The introduction of the centres was believed to be the one initiative that turned the course of the pandemic. Suddenly, in the midst of despair, massive unemployment, and substantial poverty, there was hope. Within months, the percentage of over-60s in hospitals decreased substantially, regular healthcare returned, lockdown eased, travel increased, businesses reopened, and the stock exchange started to recover.

What probably nailed the recovery was the introduction of euthanasia for the elderly on the basis of COVID-19 related illness. Euthanasia had been legal in some jurisdictions for terminal illness. The Youth for the Future Alliance had the definition of terminal illness tested in court, claiming that as there was no vaccine or treatment for COVID-19, it should be classified as a terminal illness. It was passed unanimously by the Federal Court after the regular judges could not sit as they were in lockdown due to their age and were replaced by a younger cohort of up-and-coming judges.

Dedication Advocates now had a new role. They were given the brief to help the elderly with their decisions on euthanasia. Pathology testing for COVID-19 in the elderly became unnecessary and diagnosis was based simply on clinical grounds: a temperature, sore throat, or runny nose. No longer a need to subject the elderly to uncomfortable nasal and throat swabs. No longer health workers would be put at risk carrying out testing. No longer a dependence on supplies of test kits from other countries. Dedication Advocates could diagnose COVID-19 in the elderly quickly and efficiently without formal testing.

The depressed elderly went to it like lemmings. Over 90 percent of over-60s dedicated themselves for society’s good and euthanised on diagnosis. The country was one of the first to turn around and recover economically from the pandemic. The only ongoing financial cost to the country was the need to provide free childcare to cover that which could no longer be provided by the over-60s. An unbelievable recovery!

It had been a spectacular year for Sarah Peterson. She was rewarded with the whole dedication program being named after her: the Peterson Dedication. She was instrumental in saving the country. Although she knew this had led to the end of an age group in our society, it was for the good of all. The elderly lovingly dedicated themselves. The end justified the means. She was content and knew her future looked even greater.

Suddenly, Sarah’s office phone rings, jolting her out of her dreams. It is her only child, Rachel. Ringing to tell her mum that she is pregnant again for the third time, already having a six- and an eight-year-old. Billy, the eight-year-old, has the “flu” and she is hoping Sarah can come over and look after the kids as she has a doctor’s appointment. Although state-provided childcare is free and available, she is keen for her children to spend some time with Grandma. A rare and almost selfish treat now days.
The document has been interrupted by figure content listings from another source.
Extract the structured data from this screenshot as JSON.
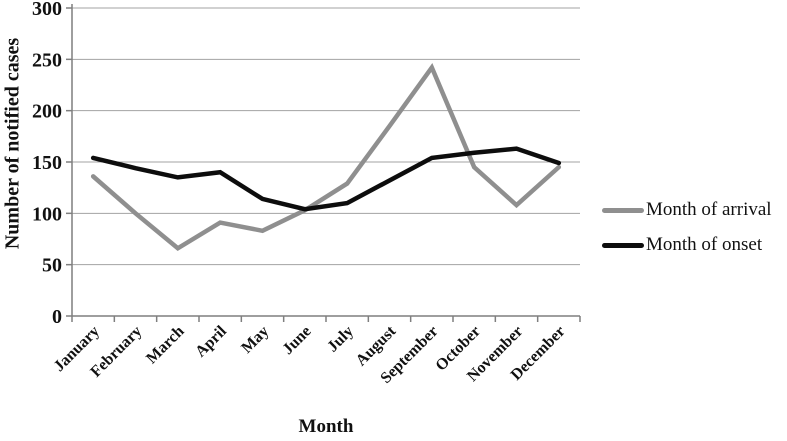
{
  "chart_data": {
    "type": "line",
    "title": "",
    "xlabel": "Month",
    "ylabel": "Number of notified cases",
    "ylim": [
      0,
      300
    ],
    "y_ticks": [
      0,
      50,
      100,
      150,
      200,
      250,
      300
    ],
    "grid": "horizontal",
    "legend_position": "right",
    "categories": [
      "January",
      "February",
      "March",
      "April",
      "May",
      "June",
      "July",
      "August",
      "September",
      "October",
      "November",
      "December"
    ],
    "series": [
      {
        "name": "Month of arrival",
        "color": "#8f8f8f",
        "values": [
          136,
          100,
          66,
          91,
          83,
          103,
          129,
          185,
          242,
          145,
          108,
          145
        ]
      },
      {
        "name": "Month of onset",
        "color": "#0d0d0d",
        "values": [
          154,
          144,
          135,
          140,
          114,
          104,
          110,
          132,
          154,
          159,
          163,
          149
        ]
      }
    ],
    "style": {
      "gridline_color": "#a3a3a3",
      "axis_color": "#7f7f7f",
      "label_color": "#111111",
      "line_width": 4.5
    }
  }
}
Rachel constantly reminds her children not to tell their friends they are visiting Grandma as she does not want to be thought of as not community-minded.

As she talks, Sarah notices an urgent email come across her inbox from the country’s Chief Scientist, Rosemary Gavin, the youngest to ever hold the position. Like Sarah, she was quickly promoted during the pandemic after the previous chief scientist had isolated himself after contracting COVID-19 while working on a vaccine. In her email, Rosemary writes that COVID-19 has mutated and the new strain only targets children less than ten years old. The new strain is highly infective and computer modelling suggests it will quickly overrun the health services and the country will need to be locked down again to contain it.

The chief scientist, reminding Sarah of her past success, asks her if the country should follow a similar strategy.